Hello, I would appreciate any help on this one, I'm trying to achieve this in a beast mode to maintain speed.
I have a data set,
Order_date | Item _ID | Order_id | Source | Addon |
Date | 1 | O_1 | site 1 | addon 1
Date | 1 | O_1 | site 1 | addon 2
Date | 2 | O_2 | site 1 | addon 1
Date | 3 | O_3 | site 1 |
I can output this in a table fine to show the correct count of each addon, but I need to show what % each addon is split by source of the total count of item_id. The problem is total count would count each item_id for every addon within that same order. I need to count all unique item_ids to get the total orders, then use the count of the addon to create the % of.
My thinking was an over window function may be able to achieve this by getting the total of all orders first to use to calculate the %, but not having any joy as this will not include any orders that did not have addons.
SUM( COUNT(DISTINCT `item_id`) ) OVER( PARTITION BY `source` )
The desired output would be in a pivot table with Source as a column
Addon | % of Total
Addon 1 | 50%
Addon 2 | 25%
Any ideas to solve this problem is greatly appreciated.

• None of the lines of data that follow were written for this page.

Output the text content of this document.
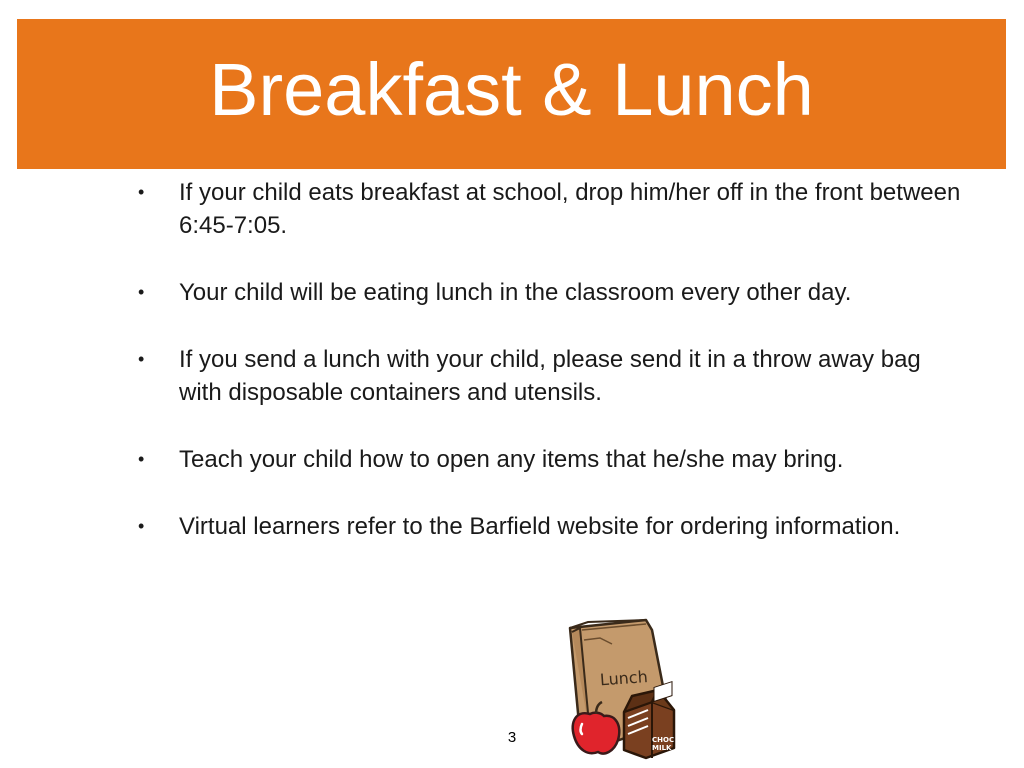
Breakfast & Lunch
• If your child eats breakfast at school, drop him/her off in the front between 6:45-7:05.
• Your child will be eating lunch in the classroom every other day.
• If you send a lunch with your child, please send it in a throw away bag with disposable containers and utensils.
• Teach your child how to open any items that he/she may bring.
• Virtual learners refer to the Barfield website for ordering information.
Lunch
CHOC
MILK
3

Apologies if this is unclear but any questions I will try my best to elaborate.
Simon you cannot do a SUM(COUNT(Distinct()) b/c you want a count distinct across all Sources not the sum of Count(Distinct()) for EACH source.
It's a bit of a process to understand and setup, but I've tackled the problem you've described in this tutorial video. https://www.youtube.com/watch?v=Xb4QgKYgaqg&t=507s
Hope that helps.
Thanks Jae for your reply and video, I watched your windowed function video a few weeks back which proved useful.

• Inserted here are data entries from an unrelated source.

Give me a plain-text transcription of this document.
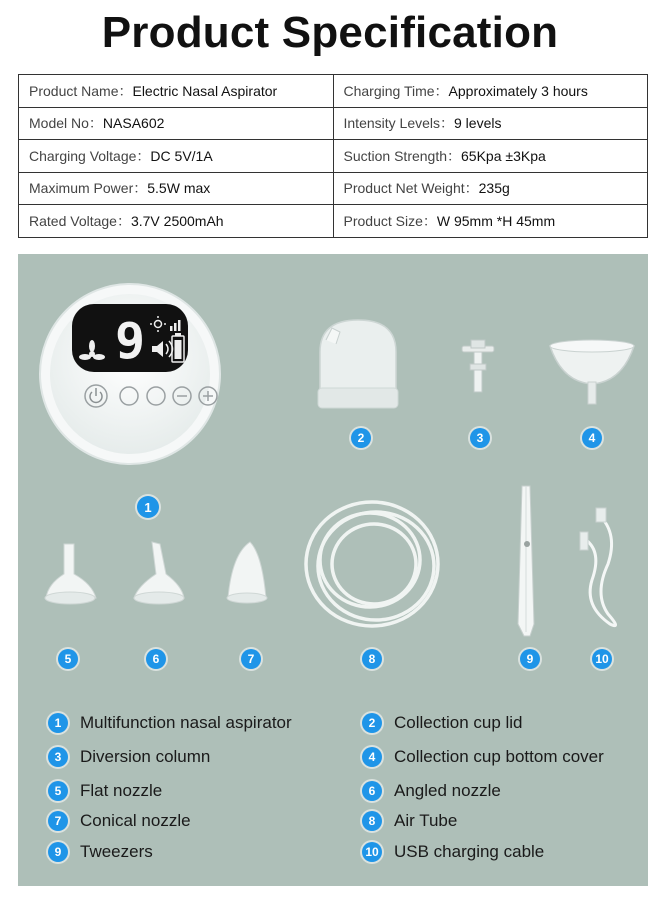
Product Specification
Product Name：Electric Nasal Aspirator	Charging Time：Approximately 3 hours
Model No：NASA602	Intensity Levels：9 levels
Charging Voltage：DC 5V/1A	Suction Strength：65Kpa ±3Kpa
Maximum Power：5.5W max	Product Net Weight：235g
Rated Voltage：3.7V 2500mAh	Product Size：W 95mm *H 45mm
9
1
2	3	4
5	6	7	8	9	10
1	Multifunction nasal aspirator	2	Collection cup lid
3	Diversion column	4	Collection cup bottom cover
5	Flat nozzle	6	Angled nozzle
7	Conical nozzle	8	Air Tube
9	Tweezers	10 USB charging cable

I think this solution will work, I've recreated as per your video but it fails on build. The preview seems to work yet order_site is only shown when the addon is present otherwise its null, not sure if the columns I've assumed from your example are causing issues. It's a large dataset, so not sure if that could be at play.
Content id (order_date)
Library ID (order_site)
user id (id)
Any ideas what this could be?
Try limiting your data with a filter to a few topics so you can visually inspect and understand what's happening in your data. If the data is small enough you could probably export it into Excel.

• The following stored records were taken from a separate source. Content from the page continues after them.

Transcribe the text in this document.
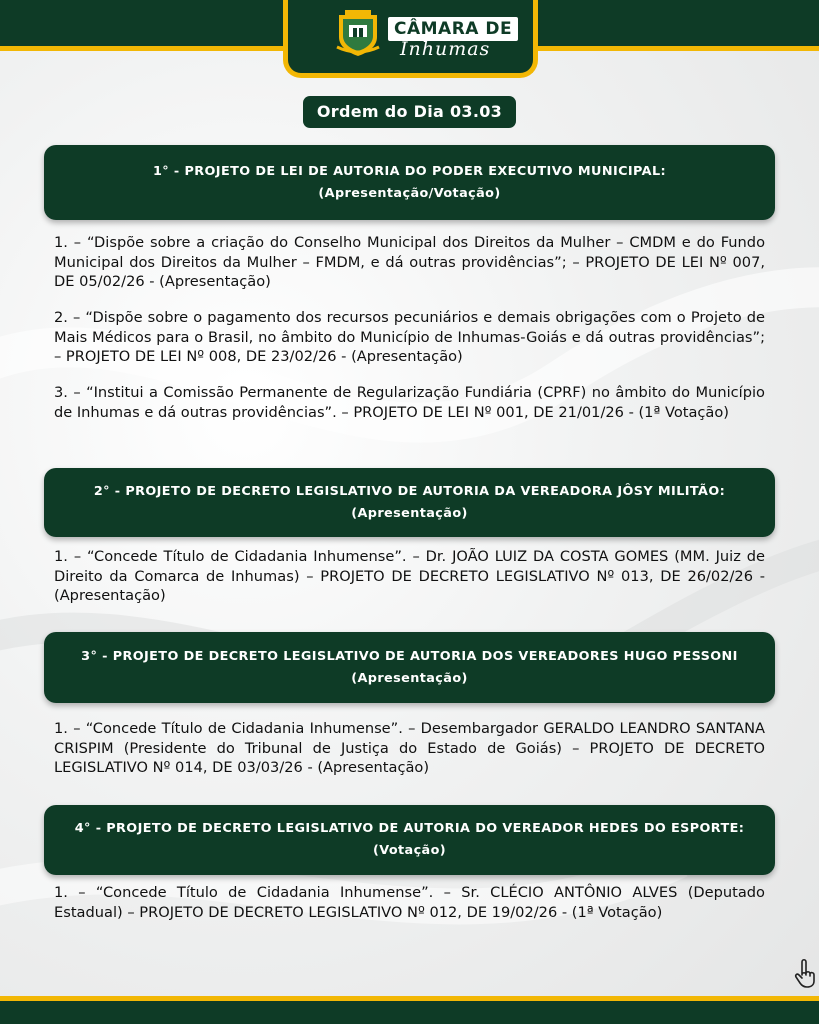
CÂMARA DE
Inhumas
Ordem do Dia 03.03
1° - PROJETO DE LEI DE AUTORIA DO PODER EXECUTIVO MUNICIPAL:
(Apresentação/Votação)
1. – “Dispõe sobre a criação do Conselho Municipal dos Direitos da Mulher – CMDM e do Fundo Municipal dos Direitos da Mulher – FMDM, e dá outras providências”; – PROJETO DE LEI Nº 007, DE 05/02/26 - (Apresentação)
2. – “Dispõe sobre o pagamento dos recursos pecuniários e demais obrigações com o Projeto de Mais Médicos para o Brasil, no âmbito do Município de Inhumas-Goiás e dá outras providências”; – PROJETO DE LEI Nº 008, DE 23/02/26 - (Apresentação)
3. – “Institui a Comissão Permanente de Regularização Fundiária (CPRF) no âmbito do Município de Inhumas e dá outras providências”. – PROJETO DE LEI Nº 001, DE 21/01/26 - (1ª Votação)
2° - PROJETO DE DECRETO LEGISLATIVO DE AUTORIA DA VEREADORA JÔSY MILITÃO:
(Apresentação)
1. – “Concede Título de Cidadania Inhumense”. – Dr. JOÃO LUIZ DA COSTA GOMES (MM. Juiz de Direito da Comarca de Inhumas) – PROJETO DE DECRETO LEGISLATIVO Nº 013, DE 26/02/26 - (Apresentação)
3° - PROJETO DE DECRETO LEGISLATIVO DE AUTORIA DOS VEREADORES HUGO PESSONI
(Apresentação)
1. – “Concede Título de Cidadania Inhumense”. – Desembargador GERALDO LEANDRO SANTANA CRISPIM (Presidente do Tribunal de Justiça do Estado de Goiás) – PROJETO DE DECRETO LEGISLATIVO Nº 014, DE 03/03/26 - (Apresentação)
4° - PROJETO DE DECRETO LEGISLATIVO DE AUTORIA DO VEREADOR HEDES DO ESPORTE:
(Votação)
1. – “Concede Título de Cidadania Inhumense”. – Sr. CLÉCIO ANTÔNIO ALVES (Deputado Estadual) – PROJETO DE DECRETO LEGISLATIVO Nº 012, DE 19/02/26 - (1ª Votação)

In table form, use rowCount to understand how many rows are being aggregated and then do the math by hand to know if you're getting the desired / expected results.
Be sure you can state, "for each x, how many different opportunities were there." -- in this case 'opportunities' would be what you're trying to do a count distinct of, and X would be your partition by clause.
Know in advance how many permutations / rows you should have in your denominator and make sure you're getting that.
For brain teasers like this, I'll run the math on a piece of paper first.
If you'd like one on one support, I do have an hourly rate for consulting services.
The build which did work as a preview failed after 3 hours. I'll try limiting the data, but I've got a feeling a big dataset is getting exponentially bigger.